The U.S. response was low key: the USS Nimitz passed through the Taiwan Strait in December 1995, a few months after the PLA's tests. This transit, the first by a U.S. warship since 1976, was announced only six weeks later. Nevertheless, PLA General Xiong Guangkai warned a visiting American envoy, "In the end, you care more about Los Angeles than you do about Taipei."
The PLA's activities in 1995 had the effect of reducing the value of the Taiwanese stock market by one-third and reducing the capital in Taiwan by US$ 10 million. An intimidated electorate, believing Lee had unnecessarily provoked Beijing, increased representation of the strongly pro-reunification Chinese New Party in the Legislative Yuan from 8 to 21 while Lee's Kuomintang lost seats and the Democratic Progressive Party gained less than expected. [edit]
Beijing intended to send a message to the Taiwanese electorate that voting for Lee Teng-hui in the 1996 presidential election meant war. A third set of PLA tests from March 8 to March 15 (just shortly preceding the March 23 election), sent missiles within 25 to 35 miles (just inside the ROC's territorial waters) off the ports of Keelung and Kaohsiung. Over 70 percent of commercial shipping passed through the targeted ports, which were disrupted by the proximity of the tests. Flights to Japan and trans-Pacific flights were prolonged by ten minutes because airplanes needed to detour away from the flight path. Ships traveling between Kaohsiung and Hong Kong had to take a two-hour detour.

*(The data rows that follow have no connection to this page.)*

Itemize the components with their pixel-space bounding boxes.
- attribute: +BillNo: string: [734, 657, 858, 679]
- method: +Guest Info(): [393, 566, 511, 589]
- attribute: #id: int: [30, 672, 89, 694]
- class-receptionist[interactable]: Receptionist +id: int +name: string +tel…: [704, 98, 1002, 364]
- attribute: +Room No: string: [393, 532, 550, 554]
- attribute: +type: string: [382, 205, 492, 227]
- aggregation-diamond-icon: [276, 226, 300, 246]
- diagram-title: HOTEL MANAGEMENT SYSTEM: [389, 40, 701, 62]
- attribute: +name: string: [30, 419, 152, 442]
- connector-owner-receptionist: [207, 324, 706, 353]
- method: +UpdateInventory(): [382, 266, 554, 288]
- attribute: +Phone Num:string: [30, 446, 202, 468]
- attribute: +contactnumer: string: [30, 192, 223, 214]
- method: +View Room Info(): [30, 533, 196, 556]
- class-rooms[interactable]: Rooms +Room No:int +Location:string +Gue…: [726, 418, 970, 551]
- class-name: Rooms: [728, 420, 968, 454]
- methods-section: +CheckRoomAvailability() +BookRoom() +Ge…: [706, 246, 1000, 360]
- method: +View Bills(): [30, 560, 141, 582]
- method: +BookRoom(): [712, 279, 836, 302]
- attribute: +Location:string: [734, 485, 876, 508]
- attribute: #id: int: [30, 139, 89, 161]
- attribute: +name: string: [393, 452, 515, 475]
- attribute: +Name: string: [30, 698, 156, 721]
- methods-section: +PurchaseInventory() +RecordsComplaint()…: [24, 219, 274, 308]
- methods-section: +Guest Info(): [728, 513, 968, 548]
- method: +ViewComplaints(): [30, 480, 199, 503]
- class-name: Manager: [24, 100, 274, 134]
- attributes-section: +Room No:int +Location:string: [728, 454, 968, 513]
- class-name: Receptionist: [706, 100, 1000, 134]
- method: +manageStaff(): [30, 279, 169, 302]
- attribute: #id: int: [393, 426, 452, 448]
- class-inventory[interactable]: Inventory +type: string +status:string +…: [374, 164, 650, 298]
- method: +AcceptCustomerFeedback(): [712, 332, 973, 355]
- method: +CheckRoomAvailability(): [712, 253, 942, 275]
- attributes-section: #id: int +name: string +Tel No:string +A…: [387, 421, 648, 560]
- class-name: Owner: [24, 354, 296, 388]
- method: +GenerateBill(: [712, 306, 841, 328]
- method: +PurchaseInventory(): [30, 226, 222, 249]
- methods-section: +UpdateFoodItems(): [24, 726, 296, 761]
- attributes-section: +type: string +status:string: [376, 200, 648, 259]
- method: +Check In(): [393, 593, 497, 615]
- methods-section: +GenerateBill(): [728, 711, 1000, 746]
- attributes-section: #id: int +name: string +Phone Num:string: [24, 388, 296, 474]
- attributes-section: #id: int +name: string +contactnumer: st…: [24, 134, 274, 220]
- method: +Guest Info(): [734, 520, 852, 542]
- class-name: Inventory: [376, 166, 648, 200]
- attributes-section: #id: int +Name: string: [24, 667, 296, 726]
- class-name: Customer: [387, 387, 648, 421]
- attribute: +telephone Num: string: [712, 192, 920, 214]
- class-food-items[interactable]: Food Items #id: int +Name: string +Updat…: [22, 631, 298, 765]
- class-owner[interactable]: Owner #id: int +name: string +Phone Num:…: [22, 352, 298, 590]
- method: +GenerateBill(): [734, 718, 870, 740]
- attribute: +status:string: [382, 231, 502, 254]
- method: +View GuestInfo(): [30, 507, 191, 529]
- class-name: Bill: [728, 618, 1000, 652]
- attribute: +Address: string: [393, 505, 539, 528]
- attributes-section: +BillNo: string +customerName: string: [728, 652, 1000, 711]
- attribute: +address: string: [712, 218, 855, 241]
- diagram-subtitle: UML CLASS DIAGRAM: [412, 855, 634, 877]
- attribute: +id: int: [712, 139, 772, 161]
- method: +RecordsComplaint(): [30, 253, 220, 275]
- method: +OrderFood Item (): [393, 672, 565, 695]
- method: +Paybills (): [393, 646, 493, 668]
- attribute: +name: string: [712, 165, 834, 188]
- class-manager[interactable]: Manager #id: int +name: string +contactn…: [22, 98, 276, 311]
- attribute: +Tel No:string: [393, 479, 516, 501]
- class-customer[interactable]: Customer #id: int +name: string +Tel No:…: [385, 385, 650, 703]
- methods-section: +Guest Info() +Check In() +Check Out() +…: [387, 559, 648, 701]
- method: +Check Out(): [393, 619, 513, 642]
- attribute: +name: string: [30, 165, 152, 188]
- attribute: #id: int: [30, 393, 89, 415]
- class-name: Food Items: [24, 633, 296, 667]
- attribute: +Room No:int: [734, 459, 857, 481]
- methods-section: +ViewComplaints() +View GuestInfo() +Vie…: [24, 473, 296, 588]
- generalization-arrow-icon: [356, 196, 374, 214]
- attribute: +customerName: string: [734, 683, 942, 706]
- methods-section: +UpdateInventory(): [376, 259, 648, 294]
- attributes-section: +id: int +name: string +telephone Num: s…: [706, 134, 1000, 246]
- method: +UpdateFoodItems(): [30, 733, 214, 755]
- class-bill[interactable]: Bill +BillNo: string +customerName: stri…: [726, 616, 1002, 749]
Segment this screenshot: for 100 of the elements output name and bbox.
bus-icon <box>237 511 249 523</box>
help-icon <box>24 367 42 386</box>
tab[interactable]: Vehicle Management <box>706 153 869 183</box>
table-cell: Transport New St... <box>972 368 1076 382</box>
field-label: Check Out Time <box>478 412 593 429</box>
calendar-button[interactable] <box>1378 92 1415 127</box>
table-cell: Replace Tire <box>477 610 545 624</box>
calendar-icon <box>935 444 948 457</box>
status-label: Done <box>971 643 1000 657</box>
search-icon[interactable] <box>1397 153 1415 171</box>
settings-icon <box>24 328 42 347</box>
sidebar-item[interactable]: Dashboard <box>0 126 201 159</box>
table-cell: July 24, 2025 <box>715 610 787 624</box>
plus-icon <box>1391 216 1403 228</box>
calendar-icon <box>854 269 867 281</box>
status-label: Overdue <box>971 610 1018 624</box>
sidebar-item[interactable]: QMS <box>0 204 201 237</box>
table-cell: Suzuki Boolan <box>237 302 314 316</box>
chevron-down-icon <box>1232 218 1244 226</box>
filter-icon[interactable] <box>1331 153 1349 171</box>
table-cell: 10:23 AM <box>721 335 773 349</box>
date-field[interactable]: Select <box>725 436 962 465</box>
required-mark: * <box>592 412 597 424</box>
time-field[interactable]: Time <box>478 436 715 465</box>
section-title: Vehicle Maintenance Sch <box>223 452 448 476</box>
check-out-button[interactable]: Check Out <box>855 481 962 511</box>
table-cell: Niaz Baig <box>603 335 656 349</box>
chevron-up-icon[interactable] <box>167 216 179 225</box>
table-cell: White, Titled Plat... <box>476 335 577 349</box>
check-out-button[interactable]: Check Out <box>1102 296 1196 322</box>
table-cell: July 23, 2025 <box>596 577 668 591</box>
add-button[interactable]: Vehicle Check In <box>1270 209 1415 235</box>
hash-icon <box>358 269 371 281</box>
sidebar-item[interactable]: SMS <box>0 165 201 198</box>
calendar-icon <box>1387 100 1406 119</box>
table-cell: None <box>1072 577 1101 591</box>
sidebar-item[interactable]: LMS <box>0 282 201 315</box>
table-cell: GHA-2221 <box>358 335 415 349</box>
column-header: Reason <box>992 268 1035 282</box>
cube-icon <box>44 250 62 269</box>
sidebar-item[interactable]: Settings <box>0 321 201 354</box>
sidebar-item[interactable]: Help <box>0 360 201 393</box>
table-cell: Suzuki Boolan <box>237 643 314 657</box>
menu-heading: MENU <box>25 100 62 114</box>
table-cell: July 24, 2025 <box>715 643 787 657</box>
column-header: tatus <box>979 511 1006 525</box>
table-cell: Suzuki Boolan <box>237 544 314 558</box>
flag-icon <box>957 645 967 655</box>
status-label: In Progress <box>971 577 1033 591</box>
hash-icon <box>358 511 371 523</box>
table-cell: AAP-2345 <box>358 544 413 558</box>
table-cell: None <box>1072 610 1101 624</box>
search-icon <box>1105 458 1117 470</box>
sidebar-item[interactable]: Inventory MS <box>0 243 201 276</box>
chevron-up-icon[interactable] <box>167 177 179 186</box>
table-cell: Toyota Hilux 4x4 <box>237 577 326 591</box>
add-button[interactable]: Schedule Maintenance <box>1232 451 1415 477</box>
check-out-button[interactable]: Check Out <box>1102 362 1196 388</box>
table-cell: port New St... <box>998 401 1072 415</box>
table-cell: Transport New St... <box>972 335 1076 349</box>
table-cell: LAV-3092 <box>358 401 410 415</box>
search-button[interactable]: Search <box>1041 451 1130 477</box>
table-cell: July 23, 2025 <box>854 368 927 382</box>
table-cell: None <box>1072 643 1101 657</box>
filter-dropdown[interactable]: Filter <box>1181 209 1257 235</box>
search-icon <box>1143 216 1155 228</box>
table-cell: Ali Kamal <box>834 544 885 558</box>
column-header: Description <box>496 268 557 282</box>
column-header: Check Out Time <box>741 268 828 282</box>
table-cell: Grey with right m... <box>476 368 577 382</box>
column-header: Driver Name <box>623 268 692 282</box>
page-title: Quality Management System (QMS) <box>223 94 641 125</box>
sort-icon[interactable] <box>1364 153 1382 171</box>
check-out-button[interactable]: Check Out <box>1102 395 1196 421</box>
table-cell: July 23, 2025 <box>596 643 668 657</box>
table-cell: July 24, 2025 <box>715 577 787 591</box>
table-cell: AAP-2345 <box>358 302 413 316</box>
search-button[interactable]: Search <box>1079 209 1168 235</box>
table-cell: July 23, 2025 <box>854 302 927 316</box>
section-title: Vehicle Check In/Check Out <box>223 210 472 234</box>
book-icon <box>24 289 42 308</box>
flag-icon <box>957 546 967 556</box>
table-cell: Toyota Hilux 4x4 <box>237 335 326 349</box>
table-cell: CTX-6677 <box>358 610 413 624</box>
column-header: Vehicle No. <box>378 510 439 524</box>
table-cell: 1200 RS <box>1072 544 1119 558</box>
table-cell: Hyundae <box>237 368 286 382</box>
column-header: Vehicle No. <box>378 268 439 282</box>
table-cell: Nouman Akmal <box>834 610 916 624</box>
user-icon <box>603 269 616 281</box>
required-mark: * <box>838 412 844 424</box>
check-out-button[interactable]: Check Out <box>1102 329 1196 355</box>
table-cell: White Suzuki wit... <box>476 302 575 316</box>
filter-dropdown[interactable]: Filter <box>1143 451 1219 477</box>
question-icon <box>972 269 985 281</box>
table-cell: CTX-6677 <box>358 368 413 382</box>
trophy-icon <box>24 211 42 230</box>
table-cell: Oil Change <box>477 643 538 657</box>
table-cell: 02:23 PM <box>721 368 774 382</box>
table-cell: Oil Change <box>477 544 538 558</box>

On March 8, the U.S. announced that it was deploying the Independence carrier battle group (CVBG), already stationed in the western Pacific, to international waters near Taiwan. On the following day, the PRC announced live-fire exercises to be conducted near Penghu from March 12-20. On March 11, the U.S. deployed the Nimitz CVBG, which steamed at high speed from the Persian Gulf. Tensions erupted further on March 15 when Beijing announced a simulated amphibious assault planned for March 18-25.
Sending two carrier battle groups showed not only a symbolic gesture towards the ROC, but a readiness to fight on the part of the U.S. The ROC government and Democratic Progressive Party welcomed America's support, but staunch unificationist presidential candidate Lin Yang-kang and the PRC decried "foreign intervention."
The PRC's attempts at intimidation were counterproductive. Arousing more anger than fear, it (as most analysts believe) boosted Lee by 5% in the polls, earning him a majority as opposed to a mere plurality. The military tests and exercises also strengthened the argument for further U.S. arms sales to the ROC and led to the strengthening of military ties between the U.S. and Japan, increasing the role Japan would play in defending Taiwan.
The crisis, however, had a noticeable impact in disrupting the Taiwanese economy. The stock market fell by 17% for the duration of the crisis. Capital fled the island and real estate prices fell. The government was forced to spend US$ 18 million for economic recovery.